Motorcycles Finally Go Green
Motorcycles are by definition efficient machines, but their Prius-like fuel economy often is accompanied by emissions that make a Hummer look clean. As regulators get wise to that fact and go after two-wheelers, the motorcycle industry is embracing alternatives ranging from battery power to hydrogen fuel cells.
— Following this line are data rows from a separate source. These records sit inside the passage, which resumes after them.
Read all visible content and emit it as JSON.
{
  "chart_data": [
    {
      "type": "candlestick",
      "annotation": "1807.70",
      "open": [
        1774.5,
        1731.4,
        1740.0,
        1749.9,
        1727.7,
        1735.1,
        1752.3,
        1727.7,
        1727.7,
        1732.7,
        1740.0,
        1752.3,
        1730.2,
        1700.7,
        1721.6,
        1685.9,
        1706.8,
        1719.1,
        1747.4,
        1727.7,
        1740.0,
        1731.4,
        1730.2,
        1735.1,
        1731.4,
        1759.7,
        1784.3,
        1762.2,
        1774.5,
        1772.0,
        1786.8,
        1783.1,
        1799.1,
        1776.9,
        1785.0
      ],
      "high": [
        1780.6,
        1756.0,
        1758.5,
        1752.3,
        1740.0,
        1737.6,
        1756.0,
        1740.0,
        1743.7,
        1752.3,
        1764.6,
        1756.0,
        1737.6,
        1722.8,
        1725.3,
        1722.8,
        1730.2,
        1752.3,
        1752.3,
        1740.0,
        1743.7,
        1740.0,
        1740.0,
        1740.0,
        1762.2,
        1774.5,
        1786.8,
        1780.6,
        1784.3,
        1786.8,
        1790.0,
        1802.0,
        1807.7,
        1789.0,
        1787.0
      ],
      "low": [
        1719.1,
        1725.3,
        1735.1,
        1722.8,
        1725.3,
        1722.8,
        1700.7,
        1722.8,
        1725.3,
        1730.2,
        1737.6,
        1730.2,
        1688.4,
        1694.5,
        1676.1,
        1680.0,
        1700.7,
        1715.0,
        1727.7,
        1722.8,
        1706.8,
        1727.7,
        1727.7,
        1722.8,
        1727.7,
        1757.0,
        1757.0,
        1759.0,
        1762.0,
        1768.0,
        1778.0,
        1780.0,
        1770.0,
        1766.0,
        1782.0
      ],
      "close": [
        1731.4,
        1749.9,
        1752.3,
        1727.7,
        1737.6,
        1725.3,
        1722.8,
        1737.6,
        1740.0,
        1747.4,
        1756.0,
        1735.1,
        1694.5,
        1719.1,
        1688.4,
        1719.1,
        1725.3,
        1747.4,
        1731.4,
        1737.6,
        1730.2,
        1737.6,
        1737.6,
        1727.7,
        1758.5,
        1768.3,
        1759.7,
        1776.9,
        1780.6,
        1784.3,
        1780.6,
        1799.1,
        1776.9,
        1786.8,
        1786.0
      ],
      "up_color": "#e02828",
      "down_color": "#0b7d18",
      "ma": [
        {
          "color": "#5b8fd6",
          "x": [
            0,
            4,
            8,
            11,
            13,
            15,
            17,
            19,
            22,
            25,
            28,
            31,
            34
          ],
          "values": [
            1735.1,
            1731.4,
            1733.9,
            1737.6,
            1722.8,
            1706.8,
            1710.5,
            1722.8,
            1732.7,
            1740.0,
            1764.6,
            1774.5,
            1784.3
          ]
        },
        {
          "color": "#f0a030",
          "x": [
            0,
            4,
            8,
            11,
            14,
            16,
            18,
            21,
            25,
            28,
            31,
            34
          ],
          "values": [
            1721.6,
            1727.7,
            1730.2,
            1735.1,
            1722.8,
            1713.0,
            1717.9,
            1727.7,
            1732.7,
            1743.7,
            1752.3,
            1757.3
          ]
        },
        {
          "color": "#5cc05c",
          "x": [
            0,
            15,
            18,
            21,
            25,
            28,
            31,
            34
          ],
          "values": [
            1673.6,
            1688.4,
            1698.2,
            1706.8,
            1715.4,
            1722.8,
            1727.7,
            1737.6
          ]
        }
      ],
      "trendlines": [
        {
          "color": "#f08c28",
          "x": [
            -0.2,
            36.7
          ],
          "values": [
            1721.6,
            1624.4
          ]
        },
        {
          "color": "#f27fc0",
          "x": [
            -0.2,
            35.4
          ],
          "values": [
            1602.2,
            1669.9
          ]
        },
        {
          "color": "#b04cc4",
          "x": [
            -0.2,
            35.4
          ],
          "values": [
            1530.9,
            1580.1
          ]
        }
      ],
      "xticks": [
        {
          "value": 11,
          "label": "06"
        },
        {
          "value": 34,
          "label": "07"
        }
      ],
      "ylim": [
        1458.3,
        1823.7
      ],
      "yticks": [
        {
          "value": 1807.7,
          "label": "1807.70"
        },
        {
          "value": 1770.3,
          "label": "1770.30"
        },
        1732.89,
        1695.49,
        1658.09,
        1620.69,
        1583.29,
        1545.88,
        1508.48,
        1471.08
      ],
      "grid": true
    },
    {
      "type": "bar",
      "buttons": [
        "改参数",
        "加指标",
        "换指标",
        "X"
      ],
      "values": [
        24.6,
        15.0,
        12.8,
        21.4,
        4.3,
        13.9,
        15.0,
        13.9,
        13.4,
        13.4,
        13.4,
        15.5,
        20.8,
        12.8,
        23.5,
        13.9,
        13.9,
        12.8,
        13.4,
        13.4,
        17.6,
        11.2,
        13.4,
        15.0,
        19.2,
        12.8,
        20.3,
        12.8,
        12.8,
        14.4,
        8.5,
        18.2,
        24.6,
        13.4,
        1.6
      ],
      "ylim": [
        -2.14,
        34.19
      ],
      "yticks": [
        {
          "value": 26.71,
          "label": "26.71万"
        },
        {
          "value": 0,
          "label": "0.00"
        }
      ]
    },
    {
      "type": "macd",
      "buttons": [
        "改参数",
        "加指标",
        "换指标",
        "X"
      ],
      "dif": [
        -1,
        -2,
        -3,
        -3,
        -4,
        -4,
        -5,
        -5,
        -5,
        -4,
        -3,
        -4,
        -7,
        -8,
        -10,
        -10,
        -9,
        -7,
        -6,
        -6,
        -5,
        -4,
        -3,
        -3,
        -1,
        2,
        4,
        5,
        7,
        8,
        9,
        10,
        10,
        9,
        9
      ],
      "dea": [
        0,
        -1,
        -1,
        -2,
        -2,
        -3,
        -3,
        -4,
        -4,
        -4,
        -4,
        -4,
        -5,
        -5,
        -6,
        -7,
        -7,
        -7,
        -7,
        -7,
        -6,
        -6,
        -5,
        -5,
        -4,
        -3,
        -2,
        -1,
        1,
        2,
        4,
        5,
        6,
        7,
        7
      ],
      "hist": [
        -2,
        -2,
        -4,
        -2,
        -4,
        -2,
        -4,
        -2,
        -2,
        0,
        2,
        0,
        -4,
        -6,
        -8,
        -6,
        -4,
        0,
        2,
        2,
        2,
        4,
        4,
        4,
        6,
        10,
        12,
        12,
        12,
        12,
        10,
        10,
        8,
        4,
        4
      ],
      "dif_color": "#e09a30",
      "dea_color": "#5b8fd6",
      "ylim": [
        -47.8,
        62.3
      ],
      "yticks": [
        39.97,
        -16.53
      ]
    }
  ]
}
The pace of development in recent years is remarkable considering motorcycle design hasn't changed much since the first Hildebrand & Wolfmuller appeared in a showroom 114 years ago. Materials have advanced alongside technology, but motorcycles are still an internal combustion engine between two wheels. Motorcycles may deliver 70 mpg or more, but they can be 10 times more polluting per mile than passenger cars. That has the United States and European Union pushing motorcycles to run cleaner and greener.
"As we look at the country's air-quality challenges, including greenhouse gas pollutants and criteria pollutants, what we've found is that every sector of the transportation area is going to be required to play their part in reaching our overall goals," says Karl Simon of the Office of Transportation and Air Quality at the Environmental Protection Agency. "So even though motorcycles and scooters may represent a smaller percentage of the pie when it comes to emissions inventory, it doesn't mean their makers shouldn't have proper incentive to be using new, greener technologies."